Malda’s orphan Rohim wins international brick-laying competition
Rohim was not just a good student, but a class topper in his school in Malda. Like any other student of his age, he also aspired to study hard and become a teacher in future. Rohim knew his parents were poor and those pangs of hunger at times made him even more resilient and he would often weave future dreams. But fate was more cruel than he ever dreamt. The year 2013 was a game changer for this young man, who was then studying in class XI. Both his parents died in a road accident, leaving behind Rohim with the responsibility of his three younger sisters and with no money. “I really wanted to be a teacher. I was one of the toppers at school and loved studies. But due to my responsibilities, I had to find means to earn a living for all of us,” Rohim recalled in a recent interview.
However cruel fate was to him, Rohim successfully overcame it and became one of the youngest contestants recently to win the ‘Medallion of Excellence,’ and the fifth position at the World Skills Competition in Abu Dhabi for his bricklaying capabilities. There were 59 participants from different countries and he was the only one representing India. And you got it correct. From dreaming to become a teacher, Rohim turned into a mason. But by sheer grit and intelligence, he excelled in that too.
By 2014, he had to leave his studies and become the sole breadwinner for his family. He met a contractor in his village who took people to Delhi as labourers. In fact 80 percent people from his village in Malda work outside in the construction sector to support their families back home. Dreams of studying shattered, Rohim joined the job in Delhi to earn enough to support his family. In the beginning, he just followed his supervisor’s instructions on the formula for the cement mixes, but decided to be trained as a mason, as he realised masonry fetched more money. And that’s how his journey as a brick layer started.
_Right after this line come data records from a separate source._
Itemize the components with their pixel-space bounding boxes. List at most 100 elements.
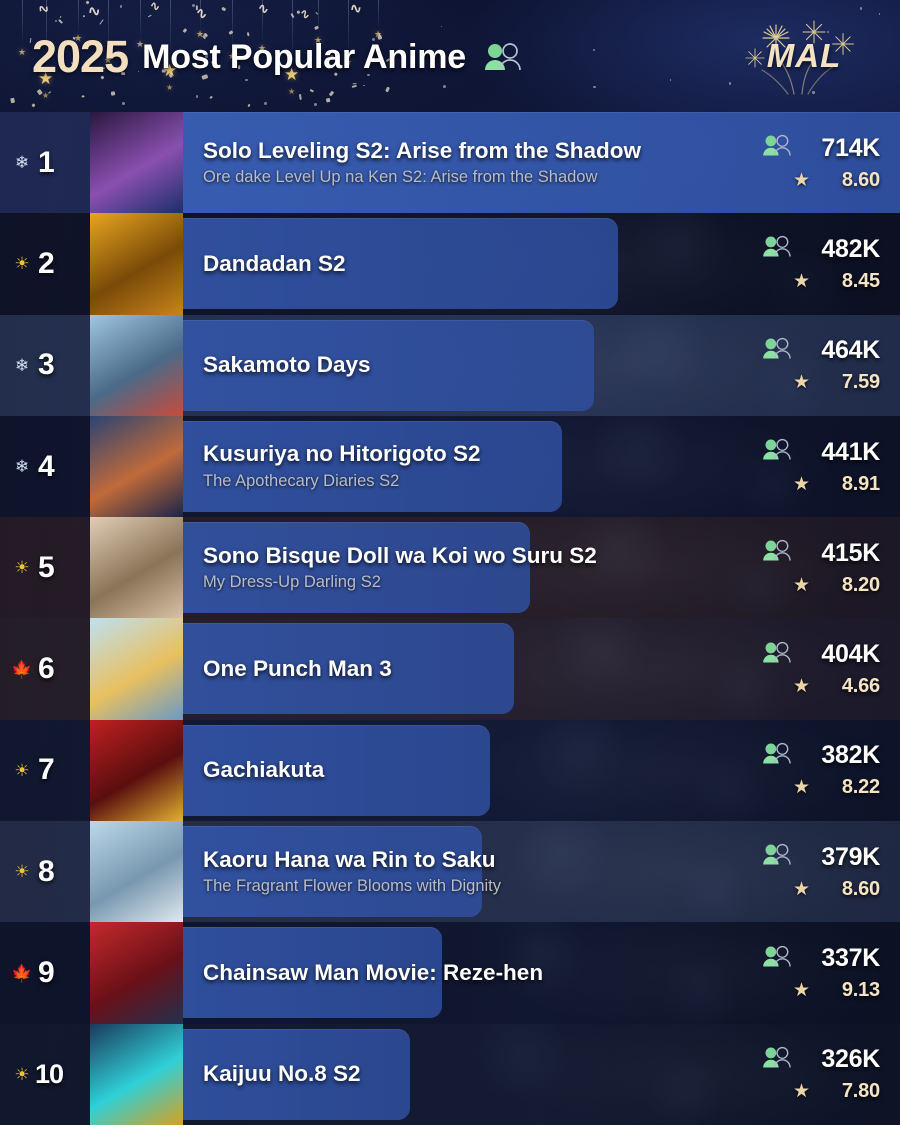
rank-zone: ❄ 4	[0, 416, 90, 517]
rank-zone: ☀ 2	[0, 213, 90, 314]
anime-thumbnail[interactable]	[90, 618, 183, 719]
anime-text-zone: One Punch Man 3	[203, 618, 720, 719]
members-stat: 326K	[762, 1045, 880, 1074]
anime-row[interactable]: ❄ 3 Sakamoto Days 464K ★ 7.59	[0, 315, 900, 416]
anime-title[interactable]: Sono Bisque Doll wa Koi wo Suru S2	[203, 543, 720, 570]
decoration-string	[378, 0, 379, 30]
anime-thumbnail[interactable]	[90, 517, 183, 618]
hanging-star-icon: ★	[18, 48, 26, 57]
anime-row[interactable]: ☀ 5 Sono Bisque Doll wa Koi wo Suru S2 My D…	[0, 517, 900, 618]
anime-thumbnail[interactable]	[90, 1024, 183, 1125]
confetti-piece	[31, 103, 35, 107]
anime-text-zone: Kaijuu No.8 S2	[203, 1024, 720, 1125]
anime-title[interactable]: Kusuriya no Hitorigoto S2	[203, 441, 720, 468]
sparkle-dot	[729, 82, 732, 85]
confetti-piece	[290, 12, 295, 18]
sparkle-dot	[670, 79, 671, 80]
sparkle-dot	[122, 102, 125, 105]
confetti-piece	[148, 15, 153, 18]
anime-thumbnail[interactable]	[90, 416, 183, 517]
anime-text-zone: Kusuriya no Hitorigoto S2 The Apothecary …	[203, 416, 720, 517]
header-title-row: 2025 Most Popular Anime	[32, 28, 522, 86]
anime-row[interactable]: ☀ 8 Kaoru Hana wa Rin to Saku The Fragrant …	[0, 821, 900, 922]
confetti-piece	[58, 19, 62, 23]
rank-zone: 🍁 9	[0, 922, 90, 1023]
anime-title[interactable]: Gachiakuta	[203, 757, 720, 784]
rank-zone: ❄ 1	[0, 112, 90, 213]
season-fall-icon: 🍁	[10, 661, 34, 678]
sparkle-dot	[314, 103, 317, 106]
confetti-piece	[315, 12, 318, 15]
confetti-piece	[99, 19, 103, 25]
star-icon: ★	[793, 981, 810, 1000]
confetti-streamer: ∿	[256, 1, 270, 17]
confetti-piece	[385, 87, 390, 93]
members-icon	[762, 337, 792, 365]
score-value: 4.66	[820, 675, 880, 698]
anime-stats: 415K ★ 8.20	[762, 517, 880, 618]
score-stat: ★ 8.20	[793, 574, 880, 597]
rank-zone: ☀ 8	[0, 821, 90, 922]
anime-thumbnail[interactable]	[90, 315, 183, 416]
anime-row[interactable]: ❄ 1 Solo Leveling S2: Arise from the Shado…	[0, 112, 900, 213]
season-fall-icon: 🍁	[10, 965, 34, 982]
rank-number: 7	[38, 753, 54, 787]
members-stat: 382K	[762, 741, 880, 770]
hanging-star-icon: ★	[288, 88, 295, 96]
anime-thumbnail[interactable]	[90, 720, 183, 821]
star-icon: ★	[793, 778, 810, 797]
confetti-piece	[248, 104, 251, 108]
anime-title[interactable]: One Punch Man 3	[203, 656, 720, 683]
score-value: 8.20	[820, 574, 880, 597]
anime-row[interactable]: 🍁 9 Chainsaw Man Movie: Reze-hen 337K ★ 9.13	[0, 922, 900, 1023]
anime-thumbnail[interactable]	[90, 112, 183, 213]
anime-subtitle: The Apothecary Diaries S2	[203, 471, 720, 492]
anime-row[interactable]: ☀ 7 Gachiakuta 382K ★ 8.22	[0, 720, 900, 821]
anime-stats: 337K ★ 9.13	[762, 922, 880, 1023]
anime-title[interactable]: Chainsaw Man Movie: Reze-hen	[203, 960, 720, 987]
confetti-piece	[48, 92, 51, 95]
anime-thumbnail[interactable]	[90, 821, 183, 922]
anime-text-zone: Kaoru Hana wa Rin to Saku The Fragrant Fl…	[203, 821, 720, 922]
rank-number: 10	[35, 1059, 63, 1090]
anime-row[interactable]: 🍁 6 One Punch Man 3 404K ★ 4.66	[0, 618, 900, 719]
anime-thumbnail[interactable]	[90, 213, 183, 314]
anime-title[interactable]: Kaoru Hana wa Rin to Saku	[203, 847, 720, 874]
star-icon: ★	[793, 272, 810, 291]
anime-text-zone: Sono Bisque Doll wa Koi wo Suru S2 My Dre…	[203, 517, 720, 618]
rank-zone: 🍁 6	[0, 618, 90, 719]
score-stat: ★ 8.60	[793, 169, 880, 192]
anime-stats: 326K ★ 7.80	[762, 1024, 880, 1125]
sparkle-dot	[879, 13, 881, 15]
season-winter-icon: ❄	[10, 154, 34, 171]
rank-number: 3	[38, 348, 54, 382]
anime-stats: 482K ★ 8.45	[762, 213, 880, 314]
anime-row[interactable]: ☀ 2 Dandadan S2 482K ★ 8.45	[0, 213, 900, 314]
anime-thumbnail[interactable]	[90, 922, 183, 1023]
score-stat: ★ 8.45	[793, 270, 880, 293]
anime-title[interactable]: Dandadan S2	[203, 251, 720, 278]
confetti-piece	[81, 95, 84, 98]
score-stat: ★ 9.13	[793, 979, 880, 1002]
anime-row[interactable]: ☀ 10 Kaijuu No.8 S2 326K ★ 7.80	[0, 1024, 900, 1125]
anime-title[interactable]: Solo Leveling S2: Arise from the Shadow	[203, 138, 720, 165]
members-stat: 415K	[762, 539, 880, 568]
anime-stats: 464K ★ 7.59	[762, 315, 880, 416]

One day, he heard few labourers at the construction site discussing a competition on masonry, where a person who completes given tasks in given time wins prize money. Intrigued, Rohim participated in the competition, and was placed second among the 18 participants across the Delhi-NCR region. Unfortunately, India has no professional training institutes like the West, where professional skills such as these are taught. In the West, there are courses on various skill training and such people get equal dignity as in other jobs.
Bricklaying is also a skill that needs training, as a bricklayer has to construct accurately and neatly according to plans, which often contain technical details. No two projects are ever the same, and so the bricklayer has to be able to adopt their thinking and often find solutions to problems efficiently and effectively. That was the USP at World Skills Competition of Abu Dhabi. And Rohim had to compete against people from 59 countries, where he had to interpret drawings, set out and measure, and construct a building of world-class standard. As Rohim puts in: “In Abu Dhabi, everything was different - the motor, sand and techniques used.” The competition tested his planning and scheduling skills and his construction was evaluated on precision, accuracy, tidiness, and attention. At Abu Dhabi, Rohim built a test project using bricks and blocks of different materials - sand, lime and cement - where his construction included a ‘falcon design’ decorative brickwork.